Madonna: Ich weiß. Ich verurteile das ja auch nicht. Ich mag auch den britischen Humor, der ist ausgefeilt und trocken, der amerikanische Humor hingegen ist grob. Ich wollte ja auch nur sagen, dass es absurd ist, dass die Amerikaner als befreit und offen gelten und die Engländer als sehr konservativ und sexuell verklemmt. Bei uns werden keine Nackten gezeigt. Und in London? Also wirklich, hier kannst du nirgends hingehen, ohne dass du auf ein paar nackte Titten guckst.

kulturSPIEGEL: Schicken Sie deshalb Ihre Tochter in London auf eine französische Schule - um sie ein bisschen behüteter aufwachsen zu lassen?

Madonna: Ich will vor allem, dass sie eine Fremdsprache lernt. Ich spreche ja selbst ein bisschen Französisch. Diese französischen Schulen arbeiten nach dem europäischen System. Sie stellen höhere Anforderungen als die amerikanischen Schulen. Außerdem gibt es auch je ein Lycée mit demselben Programm in New York und Los Angeles. Auf diese Weise kann Lola problemlos zur Schule gehen, wenn ich in einer dieser Städte bin.
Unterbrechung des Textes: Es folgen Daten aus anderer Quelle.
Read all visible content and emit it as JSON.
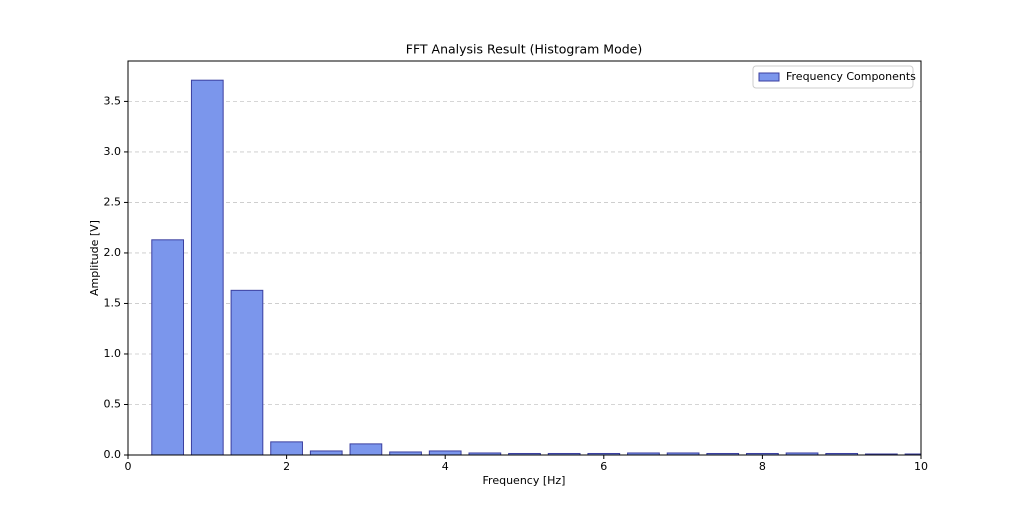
{
  "chart_data": {
    "type": "bar",
    "title": "FFT Analysis Result (Histogram Mode)",
    "x_label": "Frequency [Hz]",
    "y_label": "Amplitude [V]",
    "x": [
      0.5,
      1.0,
      1.5,
      2.0,
      2.5,
      3.0,
      3.5,
      4.0,
      4.5,
      5.0,
      5.5,
      6.0,
      6.5,
      7.0,
      7.5,
      8.0,
      8.5,
      9.0,
      9.5,
      10.0
    ],
    "series": [
      {
        "name": "Frequency Components",
        "color": "#7b96ec",
        "edge_color": "#3b3fa0",
        "values": [
          2.13,
          3.71,
          1.63,
          0.13,
          0.04,
          0.11,
          0.03,
          0.04,
          0.02,
          0.015,
          0.015,
          0.015,
          0.02,
          0.02,
          0.015,
          0.015,
          0.02,
          0.015,
          0.01,
          0.01
        ]
      }
    ],
    "xlim": [
      0,
      10
    ],
    "xticks": [
      0,
      2,
      4,
      6,
      8,
      10
    ],
    "ylim": [
      0,
      3.9
    ],
    "yticks": [
      {
        "value": 0,
        "label": "0.0"
      },
      {
        "value": 0.5,
        "label": "0.5"
      },
      {
        "value": 1,
        "label": "1.0"
      },
      {
        "value": 1.5,
        "label": "1.5"
      },
      {
        "value": 2,
        "label": "2.0"
      },
      {
        "value": 2.5,
        "label": "2.5"
      },
      {
        "value": 3,
        "label": "3.0"
      },
      {
        "value": 3.5,
        "label": "3.5"
      }
    ],
    "grid": "y",
    "legend": "upper right"
  }
}
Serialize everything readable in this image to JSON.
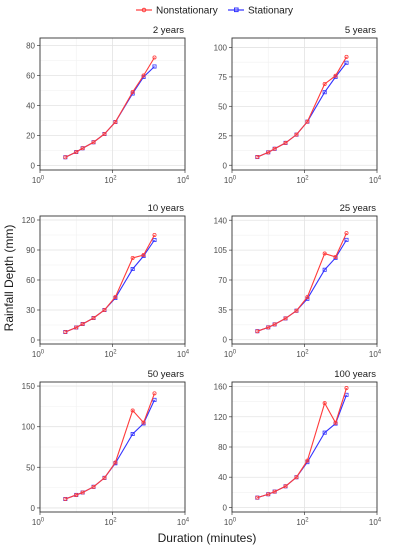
{
  "xlabel": "Duration (minutes)",
  "ylabel": "Rainfall Depth (mm)",
  "legend": {
    "position": "top-center",
    "entries": [
      {
        "name": "Nonstationary",
        "color": "#ff3b3b"
      },
      {
        "name": "Stationary",
        "color": "#3333ff"
      }
    ]
  },
  "chart_data": [
    {
      "type": "line",
      "title": "2 years",
      "x": [
        5,
        10,
        15,
        30,
        60,
        120,
        360,
        720,
        1440
      ],
      "xscale": "log",
      "xlim": [
        1,
        10000
      ],
      "xticks": [
        "10^0",
        "10^2",
        "10^4"
      ],
      "ylim": [
        -3,
        85
      ],
      "yticks": [
        0,
        20,
        40,
        60,
        80
      ],
      "grid": true,
      "series": [
        {
          "name": "Nonstationary",
          "values": [
            5.5,
            9,
            11.5,
            15.5,
            21,
            29,
            49,
            60,
            72
          ]
        },
        {
          "name": "Stationary",
          "values": [
            5.5,
            9,
            11.5,
            15.5,
            21,
            29,
            48,
            59,
            66
          ]
        }
      ]
    },
    {
      "type": "line",
      "title": "5 years",
      "x": [
        5,
        10,
        15,
        30,
        60,
        120,
        360,
        720,
        1440
      ],
      "xscale": "log",
      "xlim": [
        1,
        10000
      ],
      "xticks": [
        "10^0",
        "10^2",
        "10^4"
      ],
      "ylim": [
        -4,
        108
      ],
      "yticks": [
        0,
        25,
        50,
        75,
        100
      ],
      "grid": true,
      "series": [
        {
          "name": "Nonstationary",
          "values": [
            7,
            11,
            14,
            19,
            26,
            37,
            69,
            76,
            92
          ]
        },
        {
          "name": "Stationary",
          "values": [
            7,
            11,
            14,
            19,
            26,
            37,
            62,
            75,
            87
          ]
        }
      ]
    },
    {
      "type": "line",
      "title": "10 years",
      "x": [
        5,
        10,
        15,
        30,
        60,
        120,
        360,
        720,
        1440
      ],
      "xscale": "log",
      "xlim": [
        1,
        10000
      ],
      "xticks": [
        "10^0",
        "10^2",
        "10^4"
      ],
      "ylim": [
        -4,
        124
      ],
      "yticks": [
        0,
        30,
        60,
        90,
        120
      ],
      "grid": true,
      "series": [
        {
          "name": "Nonstationary",
          "values": [
            8,
            12.5,
            16,
            22,
            30,
            43,
            82,
            85,
            105
          ]
        },
        {
          "name": "Stationary",
          "values": [
            8,
            12.5,
            16,
            22,
            30,
            42,
            71,
            84,
            100
          ]
        }
      ]
    },
    {
      "type": "line",
      "title": "25 years",
      "x": [
        5,
        10,
        15,
        30,
        60,
        120,
        360,
        720,
        1440
      ],
      "xscale": "log",
      "xlim": [
        1,
        10000
      ],
      "xticks": [
        "10^0",
        "10^2",
        "10^4"
      ],
      "ylim": [
        -5,
        145
      ],
      "yticks": [
        0,
        35,
        70,
        105,
        140
      ],
      "grid": true,
      "series": [
        {
          "name": "Nonstationary",
          "values": [
            10,
            14.5,
            18,
            25,
            34,
            50,
            101,
            97,
            125
          ]
        },
        {
          "name": "Stationary",
          "values": [
            10,
            14.5,
            18,
            25,
            34,
            48,
            82,
            96,
            117
          ]
        }
      ]
    },
    {
      "type": "line",
      "title": "50 years",
      "x": [
        5,
        10,
        15,
        30,
        60,
        120,
        360,
        720,
        1440
      ],
      "xscale": "log",
      "xlim": [
        1,
        10000
      ],
      "xticks": [
        "10^0",
        "10^2",
        "10^4"
      ],
      "ylim": [
        -5,
        155
      ],
      "yticks": [
        0,
        50,
        100,
        150
      ],
      "grid": true,
      "series": [
        {
          "name": "Nonstationary",
          "values": [
            11,
            16,
            19,
            26,
            37,
            56,
            120,
            105,
            141
          ]
        },
        {
          "name": "Stationary",
          "values": [
            11,
            16,
            19,
            26,
            37,
            55,
            91,
            104,
            133
          ]
        }
      ]
    },
    {
      "type": "line",
      "title": "100 years",
      "x": [
        5,
        10,
        15,
        30,
        60,
        120,
        360,
        720,
        1440
      ],
      "xscale": "log",
      "xlim": [
        1,
        10000
      ],
      "xticks": [
        "10^0",
        "10^2",
        "10^4"
      ],
      "ylim": [
        -6,
        166
      ],
      "yticks": [
        0,
        40,
        80,
        120,
        160
      ],
      "grid": true,
      "series": [
        {
          "name": "Nonstationary",
          "values": [
            13,
            17.5,
            21,
            28,
            40,
            62,
            138,
            112,
            158
          ]
        },
        {
          "name": "Stationary",
          "values": [
            13,
            17.5,
            21,
            28,
            40,
            60,
            99,
            111,
            149
          ]
        }
      ]
    }
  ]
}
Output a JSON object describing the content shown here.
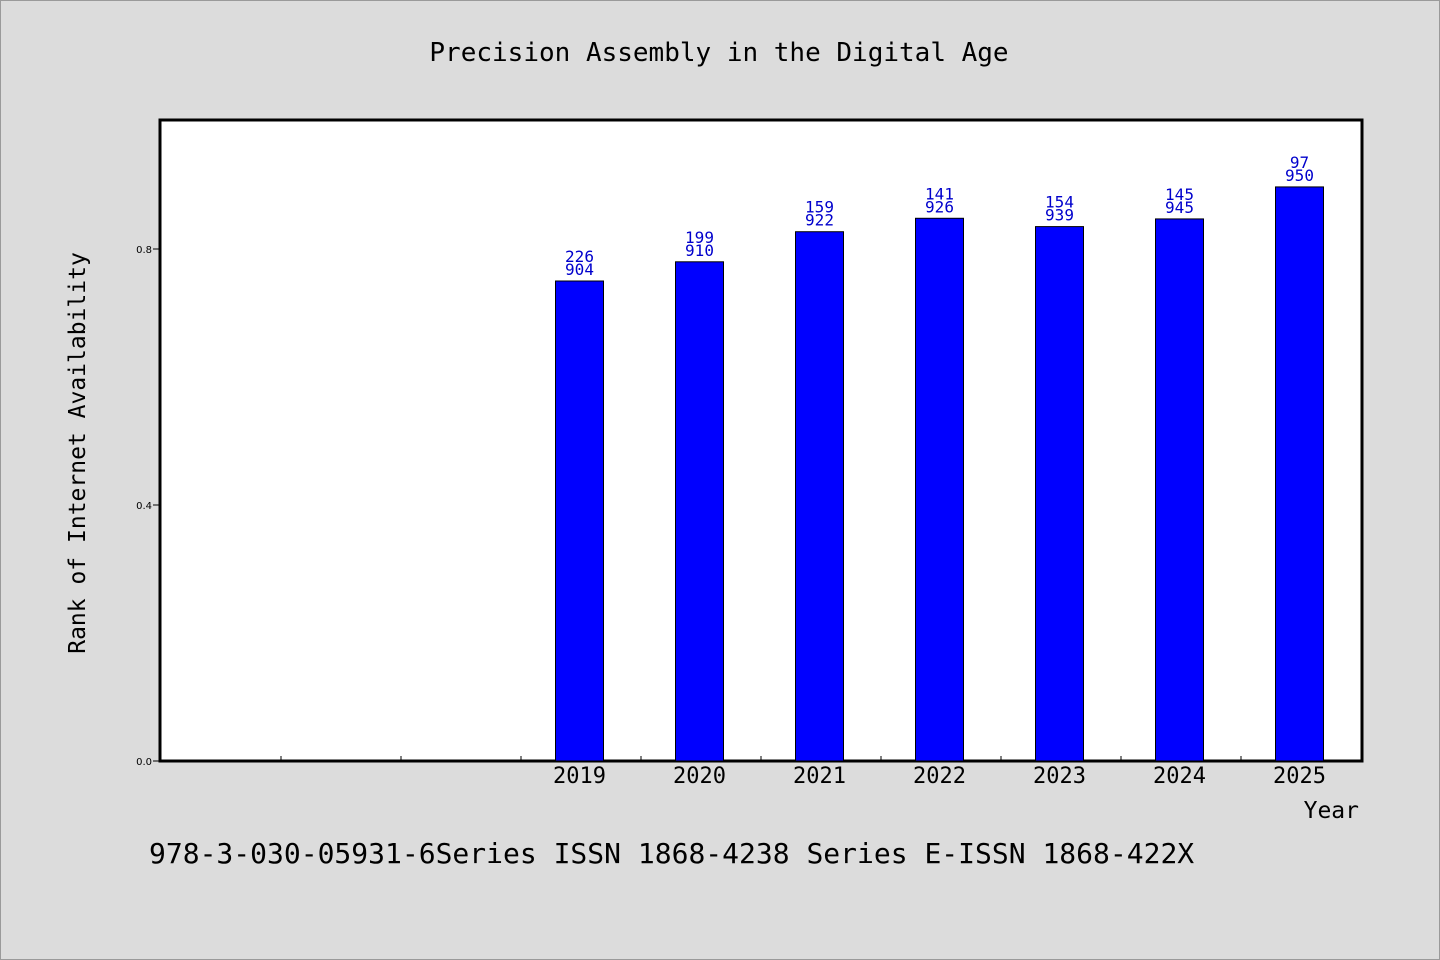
{
  "colors": {
    "background": "#dcdcdc",
    "plot_background": "#ffffff",
    "bar_fill": "#0000ff",
    "data_label": "#0000cc",
    "axis": "#000000"
  },
  "footer": {
    "text": "978-3-030-05931-6Series ISSN 1868-4238 Series E-ISSN 1868-422X"
  },
  "chart_data": {
    "type": "bar",
    "title": "Precision Assembly in the Digital Age",
    "xlabel": "Year",
    "ylabel": "Rank of Internet Availability",
    "ylim": [
      0,
      1.0
    ],
    "yticks": [
      0.0,
      0.4,
      0.8
    ],
    "ytick_labels": [
      "0.0",
      "0.4",
      "0.8"
    ],
    "categories": [
      "",
      "",
      "",
      "2019",
      "2020",
      "2021",
      "2022",
      "2023",
      "2024",
      "2025"
    ],
    "values": [
      null,
      null,
      null,
      0.75,
      0.78,
      0.827,
      0.848,
      0.835,
      0.847,
      0.897
    ],
    "label_top": [
      "",
      "",
      "",
      "226",
      "199",
      "159",
      "141",
      "154",
      "145",
      "97"
    ],
    "label_bottom": [
      "",
      "",
      "",
      "904",
      "910",
      "922",
      "926",
      "939",
      "945",
      "950"
    ],
    "grid": false,
    "legend": "none"
  }
}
kulturSPIEGEL: Wie gehen Sie mit Misserfolgen um, zum Beispiel mit dem Flop Ihres letzten Films "Ein Freund zum Verlieben"?

Madonna: Ich sage mir: Ich habe ja noch eine andere Karriere.

kulturSPIEGEL: Tut es nicht trotzdem weh?

Madonna: Ich habe genügend Selbstbewusstsein. Ich weiß, dass ich gute Arbeit mache. Und wenn das in der Öffentlichkeit nicht als gute Arbeit aufgenommen wird, dann enttäuscht mich das, weil ich so viel harte Arbeit reingesteckt habe. Aber es wäre Zeitverschwendung, sich selbst zu bemitleiden. Ich schaue lieber nach vorn. Und ich bin sehr dankbar, dass ich noch andere Ausdrucksmöglichkeiten habe.

kulturSPIEGEL: Planen Sie weitere Filme?

Madonna: Im Moment nicht. Jetzt kommt erst mal meine Platte heraus. Ich kann mich nicht für einen weiteren Film verpflichten, weil ich gar nicht weiß, wann ich auf Tour gehe. Dann muss ich mich um meine Kinder und meine Plattenfirma kümmern. Alanis Morissette arbeitet gerade im Studio an ihrem neuen Album. Und wir haben eine 14-jährige Schwedin namens Amanda unter Vertrag genommen. Sie klingt phantastisch, ein bisschen wie Britney Spears.

kulturSPIEGEL: Was mögen Sie an Britney Spears?

Madonna: Sie ist immer so wunderbar braun gebrannt.

kulturSPIEGEL: Aber sie hat keine besonders aufregende Stimme, oder?

Madonna: Das haben die Leute auch über mich gesagt, als ich anfing. Britney Spears ist doch erst 18, was erwarten Sie von ihr? Ich möchte Menschen nicht vorverurteilen. Es führt nirgends hin.

kulturSPIEGEL: Welchen Rat geben Sie jungen Musikerinnen mit auf den Weg?

Madonna: Geh deinen Weg allein. Arbeite hart. Pass auf, dass du nicht ausbrennst. Nimm dir Zeit. Sei du selbst.